Snowstorms cause these penguins to huddle together to keep warm, and some do not make it.

March of the Penguins presents the story in a dramatic arc. Although they don't pick any penguin in particular to follow, the story is about how these penguins go to the mating spot, reproduce, and try to raise the young over many months, often starving without food for months at a time. That these birds know where to go, then can go get food and come back, and find their mate again is nothing short of amazing.

After a while, you realize not only how beautiful and dangerous Antarctica is, you begin to realize how tough it must have been to make the film. Using close up photography, overhead shots, time lapsed images, you get a sense of how these crazy penguins live. The voiceover's done by ever-reliable Morgan Freeman, who reads a screenplay that injects some humor and drama at key points throughout.

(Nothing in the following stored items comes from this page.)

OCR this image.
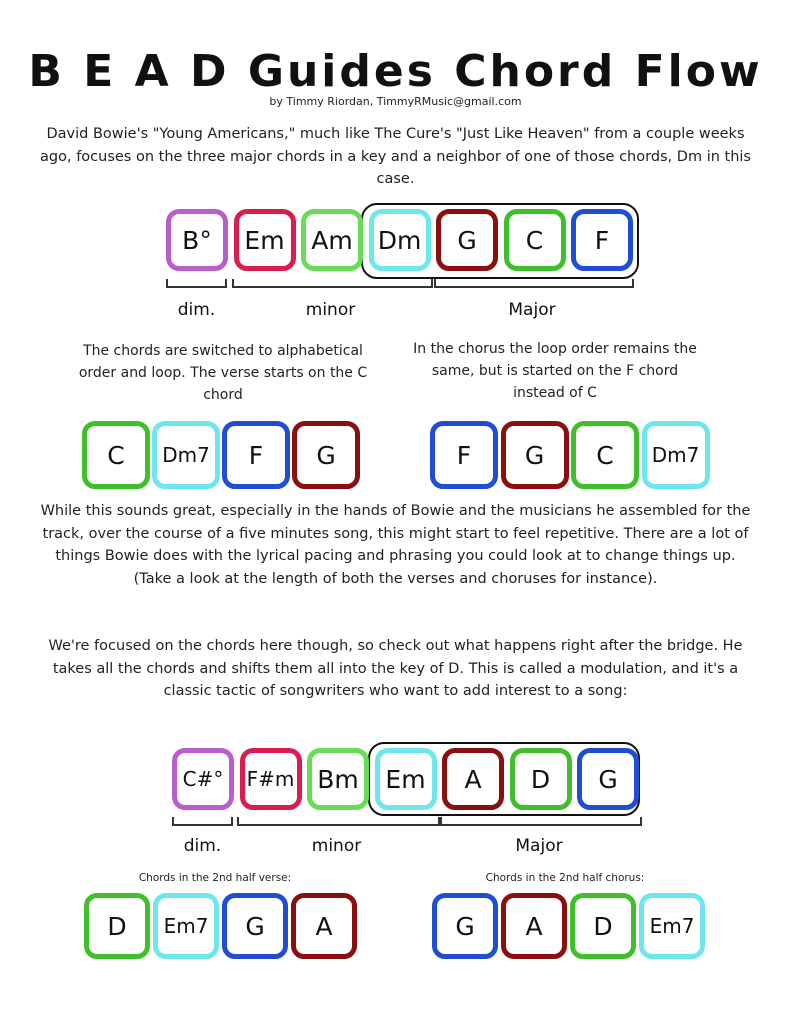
B E A D Guides Chord Flow
by Timmy Riordan, TimmyRMusic@gmail.com
David Bowie's "Young Americans," much like The Cure's "Just Like Heaven" from a couple weeks ago, focuses on the three major chords in a key and a neighbor of one of those chords, Dm in this case.
B° Em Am Dm G C F
dim.	minor	Major
The chords are switched to alphabetical order and loop. The verse starts on the C chord
In the chorus the loop order remains the same, but is started on the F chord instead of C
C Dm7 F G	F G C Dm7
While this sounds great, especially in the hands of Bowie and the musicians he assembled for the track, over the course of a five minutes song, this might start to feel repetitive. There are a lot of things Bowie does with the lyrical pacing and phrasing you could look at to change things up. (Take a look at the length of both the verses and choruses for instance).
We're focused on the chords here though, so check out what happens right after the bridge. He takes all the chords and shifts them all into the key of D. This is called a modulation, and it's a classic tactic of songwriters who want to add interest to a song:
C#° F#m Bm Em A D G
dim.	minor	Major
Chords in the 2nd half verse:	Chords in the 2nd half chorus:
D Em7 G A	G A D Em7
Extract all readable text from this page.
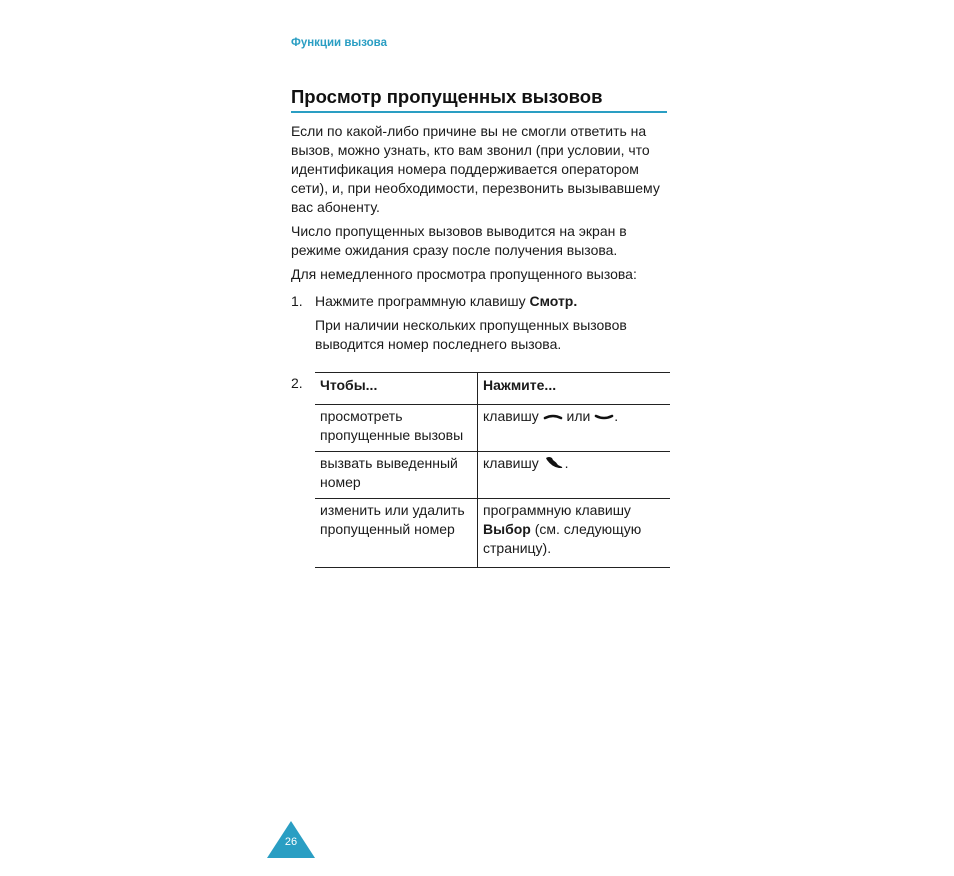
Функции вызова
Просмотр пропущенных вызовов

Если по какой-либо причине вы не смогли ответить на вызов, можно узнать, кто вам звонил (при условии, что идентификация номера поддерживается оператором сети), и, при необходимости, перезвонить вызывавшему вас абоненту.

Число пропущенных вызовов выводится на экран в режиме ожидания сразу после получения вызова.

Для немедленного просмотра пропущенного вызова:

1. Нажмите программную клавишу Смотр.

При наличии нескольких пропущенных вызовов выводится номер последнего вызова.

2. Чтобы...	Нажмите...
просмотреть пропущенные вызовы	клавишу  или .
вызвать выведенный номер	клавишу .
изменить или удалить пропущенный номер	программную клавишу Выбор (см. следующую страницу).
26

Documentaries about animals succeed often when we, as humans, recognize human-like trials that animals go through. We see penguins mate in an unusual, almost alien form, and it makes us reflect on how we, as humans, mate. We see the kind of effort and devotion it takes for penguins to have their young survive, and we know that we would not be nearly this committed.

And certainly, we wonder how penguins could have evolved to such behavior. What makes them do such crazy things? Could it really only be in the last few centuries that penguins learned to do this?

If there was one thing, cinematically, that this documentary reminded me of, it was Lawrence of Arabia. In scene after scene, you see the band of Arabs cross a mighty desert. Lean often pulls back to show us the line of camels and men attempting to deal with the heat of northern Africa. Similar scenes are shown in the icy stark beauty that is the Antarctic. Icy winters are the equivalent of sandstorms, and where Lean shows the mad journey of a Englishman ready to help Arabs, March of the Penguins shows us the survival of a species. How they can depend on the same icy locale to be there year after year, and to find it year after year, is utterly fascinating and mind boggling.

Those penguins may be cute, but they lead a far harsher life than you're likely to imagine.